[MUD-Dev] about MOO

Jay Carlson nop at mitre.org
Tue Nov 30 14:37:06 New Zealand Daylight Time 1999

Dan Root (dar at thekeep.org) writes:

> In message <199911201824.KAA31012 at portland.puremagic.com>,
> bruce at puremagic.com writes:

> Indeed, but as you mention below, one of MOO's strengths is that it's got
> rather large base of people who know the internal coding language and have
> a fair grasp of how the system works overall.

Reasonable-sounding proposals for changes to the mainline MOO language often
founder on two design criteria:

1) They must not require beginners to learn complex things to produce
reasonably correct code.  Fancy security models, mutable values, and
programmer-visible multithreading fail this, even though they appeal to the
CS weenie in all of us (even the ones saying no!)

2) You Must Not Break LambdaCore.  Or JHCore.  A naive linecount of JHCore
and the C server source shows JHCore winning, 47kloc to 36k.  This is just
peanuts compared to LambdaMOO itself, at ~900kloc.  Sure, a lot of
LambdaMOO's code is just cut&paste, but you'd still have to check it.  So
any semantic changes that require manual review of any decent fraction of
this code are just right out.  Oh, and I'm not counting any non-code object
components in this; if changes in the language required significant code
changes, there'd also be a lot of documentation to rewrite.  And then
there's LambdaMOO politics and accounting to consider as well---this has
significantly complicated lightweight object proposals.

These two rules have, for good or ill, promoted the development of a large
programmer base at many levels of expertise.

> >As for nothing being written in MOO that would be impacted by switching
> >a disk-based mechanism, I think that would probably prove to be incorrect
> >if you were aiming for a high-performing system.  Keeping trace of the
> >size of your cache (in your head as you design), and how the object
> >patterns you are creating will load or unload large amounts of objects is
> >importnat to do.  If you have a system that requires a large number of
> >objects to be loaded to read some properties from them, or to execute a
> >method on them, you'll be creating a lot of disk I/O and will slow the
> >system down.  Imagine getting a index of mail messages in a mail folder.

If you manage your cache in terms of the number of objects loaded into it,
you will lose badly.  Object sizes vary wildly.

> CoolMUD's database does this, and seems to do a pretty decent job.  That
> said, more than something like a mail index, the place you'll lose most
> heavily is on MOO's inheritence.  Most game cores (Lambda and JHM both
> suffer from this) have a fairly deep and sometimes rather broad object
> inheritance trees.  It's possible to have a siginificant portion of your
> cache filled with nothing but items that are inherited in your active
> objects.

On LambdaMOO, there are only ~2300 objects with children out of ~80k.  That
doesn't seem that excessive to me.

> OTOH, it's certainly possible to cache quite a bit and still see a
> significant reduction in active memory usage.  LambdaMOO was using upwards
> of 256 megs of memory at one point, and I'm sure that number isn't going
> down.

The LambdaMOO machine has 256M of physical memory.  The highwater process
size sits somewhere between 330M and 360M, depending on how fragmented it's
gotten.  The initial highwater mark is misleading, because there's some
bookkeeping done during db load that's free'd in one big chunk before the
server starts running.

Memory usage went down as of about a year ago due to some hacks Ben and I
did.  The size of the database, which is otherwise *roughly* correlated with
memory size, is held constant by various population control measures.

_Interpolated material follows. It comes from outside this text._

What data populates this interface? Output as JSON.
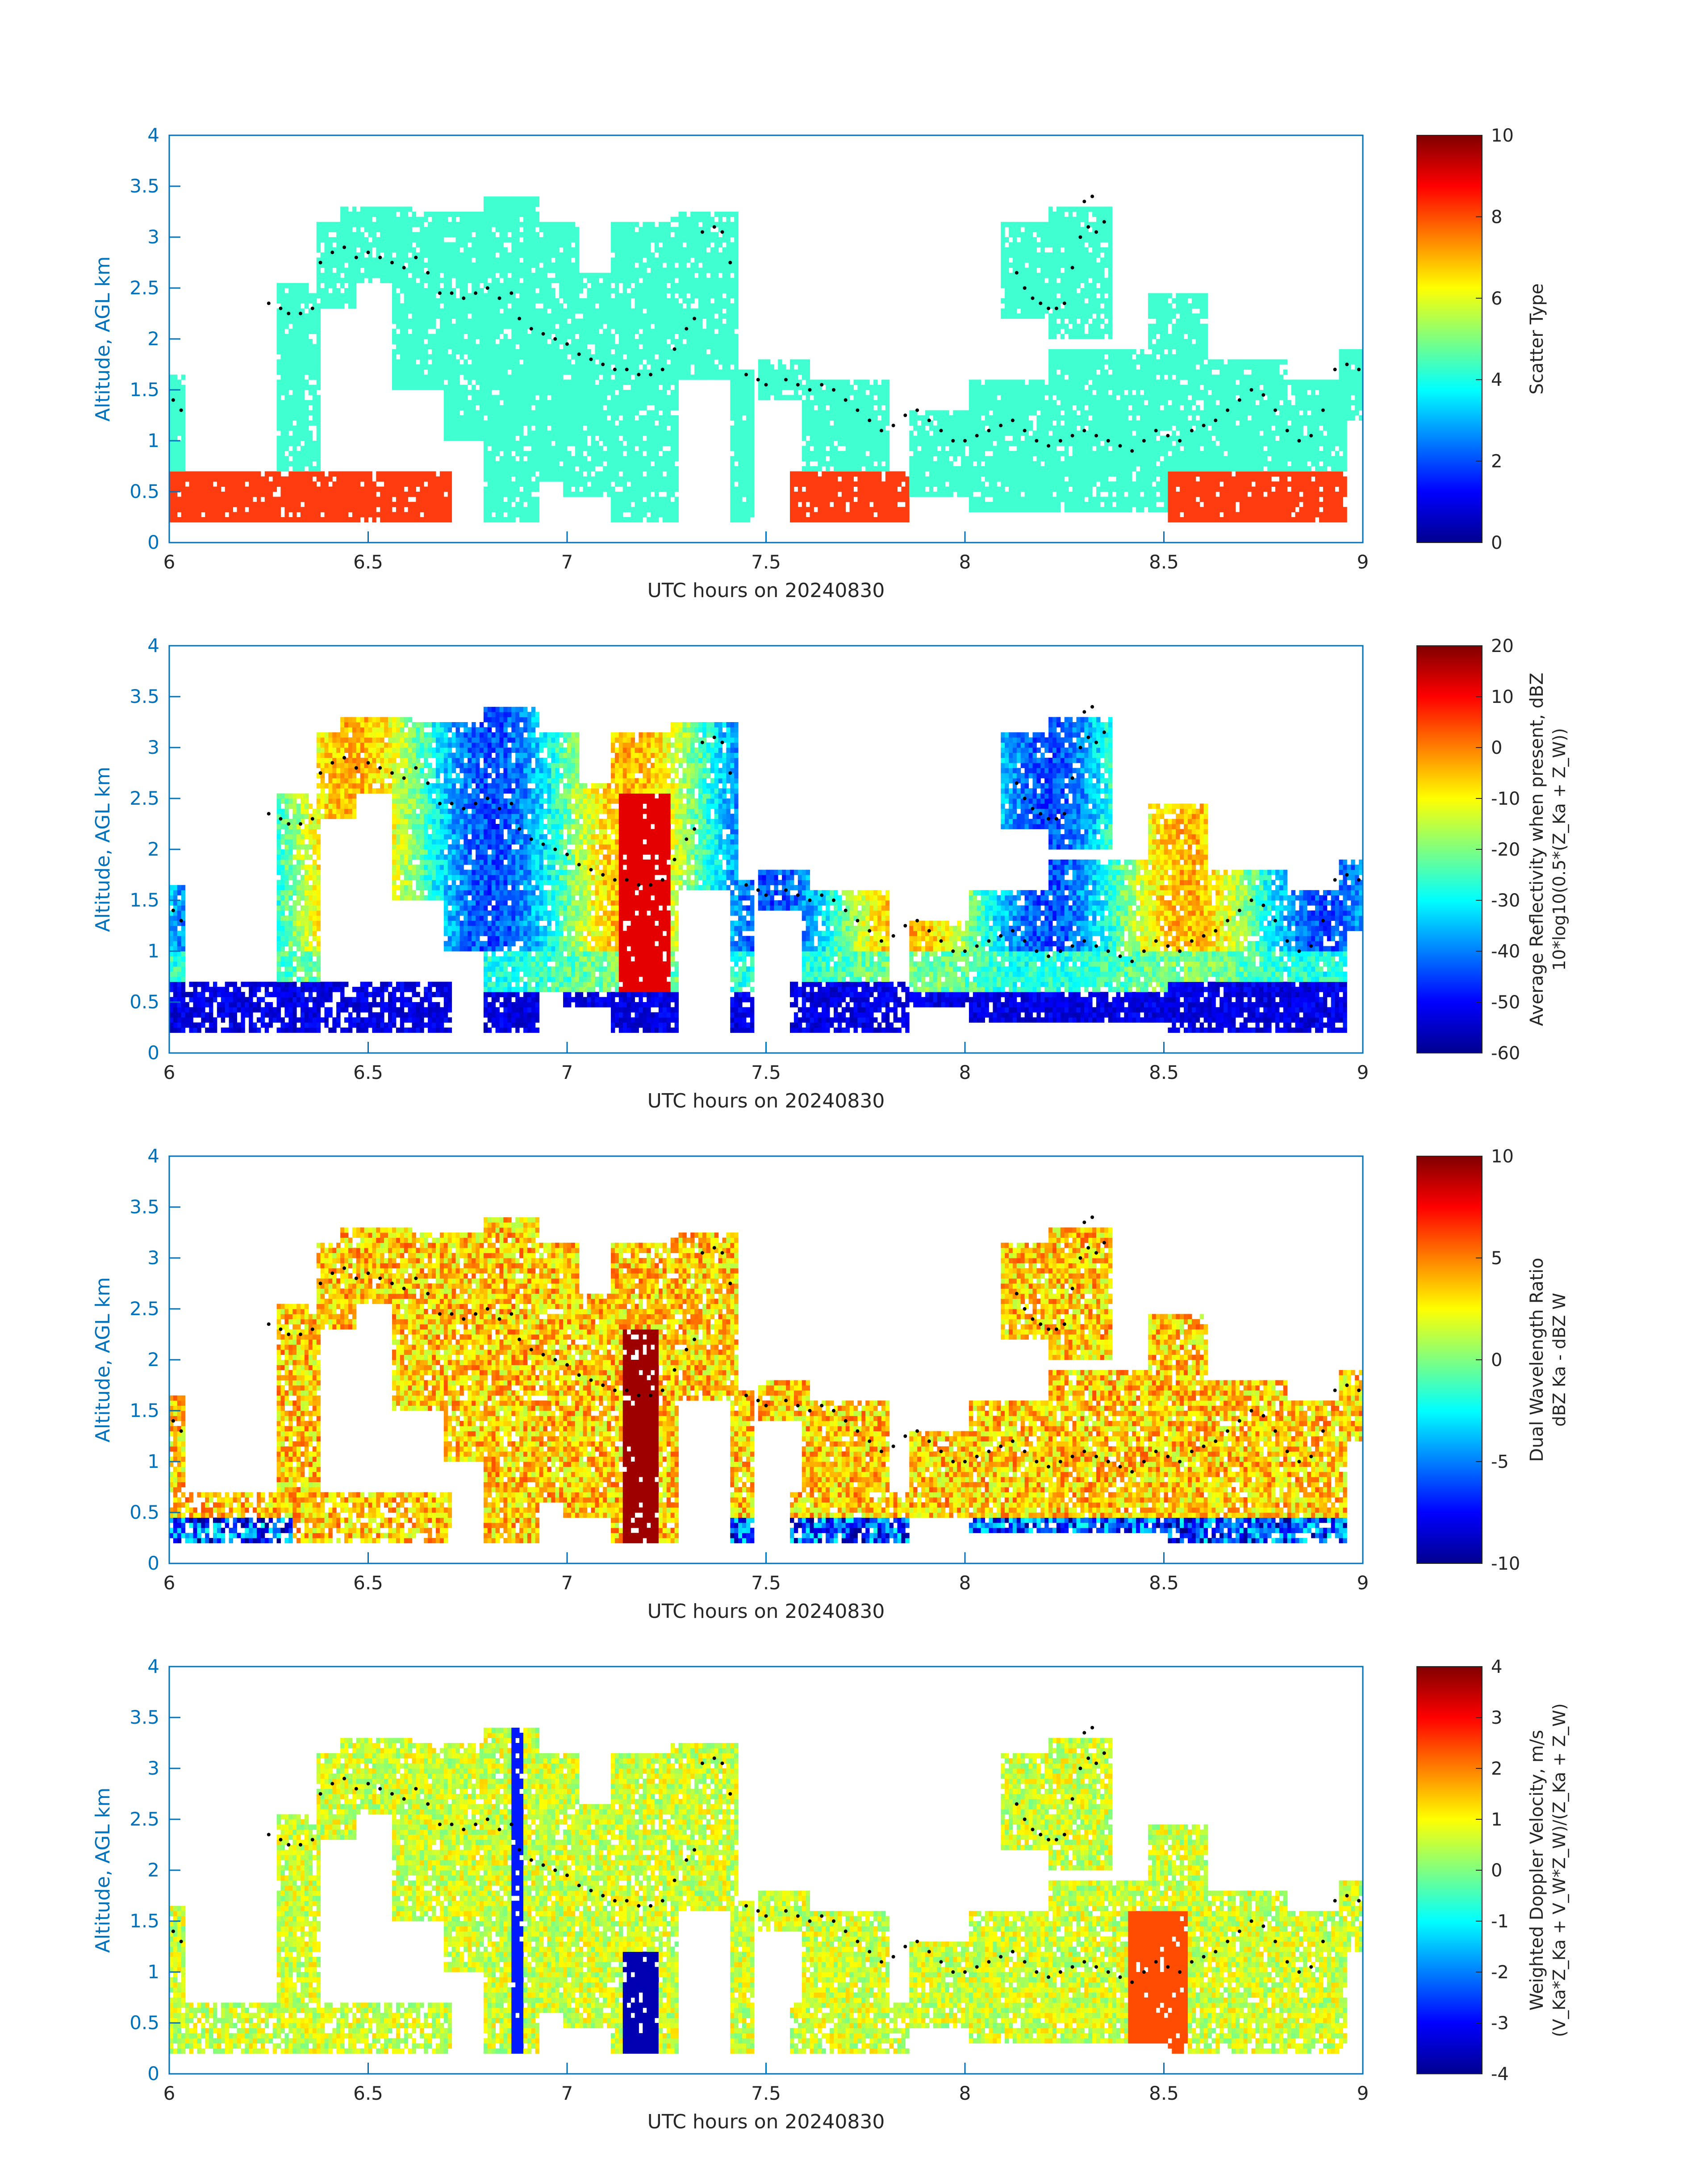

I don't have any good figures on what the working set is for a given time

> If even 1/10th of your objects were simultaneously active, and that
> many more needed for the inheritence of the active objects, that's still
> reducing your active memory image by nearly 4/5ths.

But *which* 1/10th?  Again, object sizes vary wildly.

Anyway, all other things held constant, reducing LambdaMOO's memory size by
4/5 this way would be a *lose*.  The machine has a certain amount of
physical memory, and treating the 200M freed up this way as merely disk
buffers to thrash objects in and out of by expensive marshalling and
unmarshalling seems...unproductive.  The only win I can see is improvement
in locality, but you could lose that too if you weren't really careful.

I know, the point is not to hold all other things constant :-).  But once
that restriction is lifted, I'd just go get a ~$3k 512M dual P2/450 to
replace the SC1000 it's running on now and see what happens before spending
any more sleepless weekends working on performance.

> Cool and MOO's languages are not quite identical, but close enough that
> anyone using one can use the other, more or less.  The primary differences
> are around the features of the languages.  Cool has tables/dictionaries,
> which MOO doesn't, so MOO makes up by having some more powerful list
> manipulation features instead, as an example.

The mainline MOO server is getting dictionaries merged in in the near

> Lacking a good core DB is definitely a problem for many game drivers out
> there, Cool being no exception.

LambdaCore and JHCore are the big reason I never switched over to Coldmud
development after being heavily involved with the initial design.